Improving Yorùbá Diacritic Restoration
This work addresses the challenge of diacritic restoration for Yorùbá, a widely spoken West African language, which is crucial for computational NLP tasks but often suffers from missing diacritics in electronic texts, though it appears incremental in nature.
The researchers tackled the problem of Yorùbá diacritic restoration by cultivating a larger, cleaner dataset from multiple sources, growing it from a few biblical texts to millions of tokens from over a dozen sources, and they evaluated updated models on a new public-domain evaluation dataset of modern journalistic text.

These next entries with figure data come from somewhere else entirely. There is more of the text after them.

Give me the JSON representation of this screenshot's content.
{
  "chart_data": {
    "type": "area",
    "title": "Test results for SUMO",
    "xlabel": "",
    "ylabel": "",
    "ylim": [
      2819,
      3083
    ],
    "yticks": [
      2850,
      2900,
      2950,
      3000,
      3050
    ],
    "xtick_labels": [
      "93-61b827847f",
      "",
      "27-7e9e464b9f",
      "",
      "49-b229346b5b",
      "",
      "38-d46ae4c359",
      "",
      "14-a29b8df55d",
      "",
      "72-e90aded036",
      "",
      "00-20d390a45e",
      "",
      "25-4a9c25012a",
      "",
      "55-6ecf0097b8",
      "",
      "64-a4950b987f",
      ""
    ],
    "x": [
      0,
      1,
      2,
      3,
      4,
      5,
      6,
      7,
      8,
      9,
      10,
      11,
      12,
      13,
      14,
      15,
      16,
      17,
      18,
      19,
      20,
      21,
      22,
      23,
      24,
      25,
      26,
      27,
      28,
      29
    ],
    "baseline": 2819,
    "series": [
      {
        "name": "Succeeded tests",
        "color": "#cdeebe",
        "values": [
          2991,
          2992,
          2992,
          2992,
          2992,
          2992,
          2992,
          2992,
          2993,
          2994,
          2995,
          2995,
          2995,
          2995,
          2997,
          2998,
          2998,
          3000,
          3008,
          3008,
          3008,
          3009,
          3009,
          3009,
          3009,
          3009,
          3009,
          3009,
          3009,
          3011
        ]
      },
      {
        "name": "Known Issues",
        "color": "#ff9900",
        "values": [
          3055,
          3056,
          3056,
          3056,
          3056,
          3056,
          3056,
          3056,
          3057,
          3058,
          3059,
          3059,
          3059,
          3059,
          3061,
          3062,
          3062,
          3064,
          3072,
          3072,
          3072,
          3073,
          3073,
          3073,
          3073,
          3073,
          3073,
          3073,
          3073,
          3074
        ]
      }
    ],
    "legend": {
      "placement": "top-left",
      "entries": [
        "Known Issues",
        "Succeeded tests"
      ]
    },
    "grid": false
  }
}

Yorùbá is a widely spoken West African language with a writing system rich in orthographic and tonal diacritics. They provide morphological information, are crucial for lexical disambiguation, pronunciation and are vital for any computational Speech or Natural Language Processing tasks. However diacritic marks are commonly excluded from electronic texts due to limited device and application support as well as general education on proper usage. We report on recent efforts at dataset cultivation. By aggregating and improving disparate texts from the web and various personal libraries, we were able to significantly grow our clean Yorùbá dataset from a majority Bibilical text corpora with three sources to millions of tokens from over a dozen sources. We evaluate updated diacritic restoration models on a new, general purpose, public-domain Yorùbá evaluation dataset of modern journalistic news text, selected to be multi-purpose and reflecting contemporary usage. All pre-trained models, datasets and source-code have been released as an open-source project to advance efforts on Yorùbá language technology.